A much simpler version of my Yew calculator re-written in Vue 3
I wrote this as a massive simplification of an equivalent app I recently built with the Yew framework in Rust which is currently in development. The goal was to see just how few lines of code were actually needed to achieve the result with the same level of memory safety, which it seems I achieved. In all, this app is 221 lines long. The Yew app, in comparison, is built from a 311-line Rust file which has to be bundled into wasm and js files which then work together to reproduce the content in the DOM. That's great if you need the deep granular memory management features Rust provides in the course of optimizing performance on a large-scale, speed-sensitive project, but this is basically a pocket calculator.
The big idea I took away from this brief foray into the Vue framework was that just because Rust is beautiful, performant, and safe doesn't mean it's the best choice for everything. That said, I think I derived a lot of benefit in the process of working through the logic from having to follow Rust's mutability and ownership rules. It forced me to consider exactly when and where things would change and wouldn't allow me to proceed until I had worked out a solution that wouldn't result in a memory leak. This resulted in a somewhat more laborious logic design process, but ultimately yielded memory-safe code that I found it quite simple to translate into dynamic JS since I really only had to put all the variables and logical operations in the same scopes in order to ensure that everything updated at the right time.

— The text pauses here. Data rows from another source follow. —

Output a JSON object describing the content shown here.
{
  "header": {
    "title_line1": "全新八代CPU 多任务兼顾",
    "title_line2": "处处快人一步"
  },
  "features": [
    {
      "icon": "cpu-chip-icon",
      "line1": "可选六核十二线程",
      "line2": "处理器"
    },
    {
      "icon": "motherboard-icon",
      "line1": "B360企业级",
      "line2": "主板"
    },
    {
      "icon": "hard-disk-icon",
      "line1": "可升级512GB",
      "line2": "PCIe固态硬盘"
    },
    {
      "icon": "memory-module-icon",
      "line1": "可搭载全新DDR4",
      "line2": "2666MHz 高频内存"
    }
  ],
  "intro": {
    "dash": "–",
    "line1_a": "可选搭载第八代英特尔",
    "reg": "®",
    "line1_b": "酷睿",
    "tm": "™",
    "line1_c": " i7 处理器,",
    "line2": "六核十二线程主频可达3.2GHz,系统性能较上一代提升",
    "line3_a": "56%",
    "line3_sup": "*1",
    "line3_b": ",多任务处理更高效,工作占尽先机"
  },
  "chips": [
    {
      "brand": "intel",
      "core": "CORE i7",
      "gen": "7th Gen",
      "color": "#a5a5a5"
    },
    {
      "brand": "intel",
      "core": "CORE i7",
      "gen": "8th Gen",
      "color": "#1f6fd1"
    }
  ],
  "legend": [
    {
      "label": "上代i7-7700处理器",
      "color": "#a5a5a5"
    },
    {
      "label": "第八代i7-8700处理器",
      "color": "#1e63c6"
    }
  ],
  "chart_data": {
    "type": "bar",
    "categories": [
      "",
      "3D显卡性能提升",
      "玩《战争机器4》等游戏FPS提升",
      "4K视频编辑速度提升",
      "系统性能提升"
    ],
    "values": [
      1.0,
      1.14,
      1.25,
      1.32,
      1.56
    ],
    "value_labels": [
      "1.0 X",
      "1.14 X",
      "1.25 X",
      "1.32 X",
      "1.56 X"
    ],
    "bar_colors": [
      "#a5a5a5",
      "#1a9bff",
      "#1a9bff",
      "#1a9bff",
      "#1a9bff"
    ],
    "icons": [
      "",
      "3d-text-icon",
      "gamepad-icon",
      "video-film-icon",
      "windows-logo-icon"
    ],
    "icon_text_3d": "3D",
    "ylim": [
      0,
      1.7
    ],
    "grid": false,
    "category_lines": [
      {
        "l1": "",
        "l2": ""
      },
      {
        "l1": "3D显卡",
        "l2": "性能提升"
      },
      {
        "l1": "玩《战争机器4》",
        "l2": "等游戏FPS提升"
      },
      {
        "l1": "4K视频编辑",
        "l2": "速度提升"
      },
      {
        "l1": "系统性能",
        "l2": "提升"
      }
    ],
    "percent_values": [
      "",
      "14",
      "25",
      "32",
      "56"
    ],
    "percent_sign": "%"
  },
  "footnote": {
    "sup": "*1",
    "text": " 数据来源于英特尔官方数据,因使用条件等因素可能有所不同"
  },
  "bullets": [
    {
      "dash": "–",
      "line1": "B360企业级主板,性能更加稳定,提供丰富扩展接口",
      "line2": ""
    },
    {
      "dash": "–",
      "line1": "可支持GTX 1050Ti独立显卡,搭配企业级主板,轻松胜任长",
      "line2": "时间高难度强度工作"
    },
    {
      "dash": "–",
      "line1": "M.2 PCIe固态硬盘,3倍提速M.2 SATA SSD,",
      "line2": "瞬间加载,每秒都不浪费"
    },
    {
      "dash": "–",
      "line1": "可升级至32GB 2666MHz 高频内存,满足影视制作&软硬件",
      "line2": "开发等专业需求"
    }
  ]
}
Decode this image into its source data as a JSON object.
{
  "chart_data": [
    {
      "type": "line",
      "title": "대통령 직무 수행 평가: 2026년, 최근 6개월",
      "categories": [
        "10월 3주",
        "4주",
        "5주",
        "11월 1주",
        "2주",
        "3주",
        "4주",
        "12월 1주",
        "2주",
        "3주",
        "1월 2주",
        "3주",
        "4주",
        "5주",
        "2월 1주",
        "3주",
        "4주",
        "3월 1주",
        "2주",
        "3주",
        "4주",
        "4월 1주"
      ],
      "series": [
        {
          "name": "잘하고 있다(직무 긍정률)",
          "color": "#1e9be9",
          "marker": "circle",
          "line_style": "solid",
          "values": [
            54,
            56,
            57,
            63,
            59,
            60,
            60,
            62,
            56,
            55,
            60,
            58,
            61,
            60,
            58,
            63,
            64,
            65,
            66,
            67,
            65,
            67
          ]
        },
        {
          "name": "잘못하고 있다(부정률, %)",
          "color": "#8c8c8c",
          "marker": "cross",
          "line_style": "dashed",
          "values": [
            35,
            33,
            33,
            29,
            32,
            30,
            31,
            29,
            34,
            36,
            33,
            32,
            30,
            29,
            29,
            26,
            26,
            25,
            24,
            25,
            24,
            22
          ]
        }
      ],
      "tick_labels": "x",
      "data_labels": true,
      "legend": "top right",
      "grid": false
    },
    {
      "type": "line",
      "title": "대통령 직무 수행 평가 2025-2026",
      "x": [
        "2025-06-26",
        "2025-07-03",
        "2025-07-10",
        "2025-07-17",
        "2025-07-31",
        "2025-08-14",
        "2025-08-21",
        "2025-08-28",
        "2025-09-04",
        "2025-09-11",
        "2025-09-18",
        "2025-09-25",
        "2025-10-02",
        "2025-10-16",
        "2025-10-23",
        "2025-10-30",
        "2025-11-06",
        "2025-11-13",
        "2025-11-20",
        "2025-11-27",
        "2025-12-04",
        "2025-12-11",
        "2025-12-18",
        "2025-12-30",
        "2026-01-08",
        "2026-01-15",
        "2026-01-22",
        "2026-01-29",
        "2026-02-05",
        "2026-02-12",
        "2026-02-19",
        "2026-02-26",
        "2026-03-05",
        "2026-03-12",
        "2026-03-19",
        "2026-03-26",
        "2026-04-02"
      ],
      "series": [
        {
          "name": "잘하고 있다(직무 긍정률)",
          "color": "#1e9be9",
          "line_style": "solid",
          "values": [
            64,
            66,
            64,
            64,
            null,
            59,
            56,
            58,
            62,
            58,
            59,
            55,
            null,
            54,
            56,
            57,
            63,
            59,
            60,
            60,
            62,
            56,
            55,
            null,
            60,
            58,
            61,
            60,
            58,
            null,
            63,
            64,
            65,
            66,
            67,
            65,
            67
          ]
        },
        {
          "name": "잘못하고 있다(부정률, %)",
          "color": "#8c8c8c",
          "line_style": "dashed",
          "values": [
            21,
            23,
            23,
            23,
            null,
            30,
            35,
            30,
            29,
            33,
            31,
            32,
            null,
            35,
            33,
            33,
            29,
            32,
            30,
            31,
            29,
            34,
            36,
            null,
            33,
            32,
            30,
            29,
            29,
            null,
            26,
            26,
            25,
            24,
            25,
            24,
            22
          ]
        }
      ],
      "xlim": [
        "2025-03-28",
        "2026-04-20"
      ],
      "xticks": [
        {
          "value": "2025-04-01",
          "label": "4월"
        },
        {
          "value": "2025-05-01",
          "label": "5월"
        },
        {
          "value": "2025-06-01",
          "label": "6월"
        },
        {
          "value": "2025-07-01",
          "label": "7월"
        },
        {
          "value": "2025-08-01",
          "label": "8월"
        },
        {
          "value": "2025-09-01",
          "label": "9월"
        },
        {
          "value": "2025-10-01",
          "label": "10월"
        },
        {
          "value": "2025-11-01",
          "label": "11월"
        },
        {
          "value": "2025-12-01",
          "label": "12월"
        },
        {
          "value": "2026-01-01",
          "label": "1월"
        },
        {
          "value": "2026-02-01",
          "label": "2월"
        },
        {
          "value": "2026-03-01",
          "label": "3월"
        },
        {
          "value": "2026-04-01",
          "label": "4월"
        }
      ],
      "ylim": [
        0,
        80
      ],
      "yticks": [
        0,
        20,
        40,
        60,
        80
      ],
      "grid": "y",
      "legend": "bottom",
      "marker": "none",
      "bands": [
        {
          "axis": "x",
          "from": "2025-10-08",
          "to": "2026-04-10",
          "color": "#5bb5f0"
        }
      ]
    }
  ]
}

This got me curious about why there don't seem to be any libraries out there for converting valid Rust code into valid JS. After all, you would be cutting out the Web Assembly middleman through this approach. Of course, as mentionend above, we wouldn't have access to our low-level memory management methods, so this would only be a useful approach for apps that are designed with JS in mind as a compilation target. The purpose this would serve in my mind would be to develop for the web with the benefit of the Rust compiler's friendly warnings. You're still essentially writing Javascript, but you're writing it with Rust's standards of memory safety. This would be great for any app that has a lot of dynamic, reactive state that needs a lot of logic performed conditional to that state. Rust can make ABSOLUTELY sure that whenever a variable is used, the runtime will know where to find it.
In terms of front ends specifically, a library like that could open up some interesting new possibilities for cross-platforming. The Yew framework, for example, seems to map pretty smoothly onto the Vue syntax (at least for single components). If Vue code can be successfully compiled from Rust code, that means that Rust code can essentially become a cross-platform codebase using frameworks like Ionic to interface with cross-platform runtimes like Capacitor. While you're not going to get that ultra-snappy Rust performance, you will at least get Vue performance, which appears to be fairly impressive overall for a Javascript framework. And you will get memory safety. Something to think about?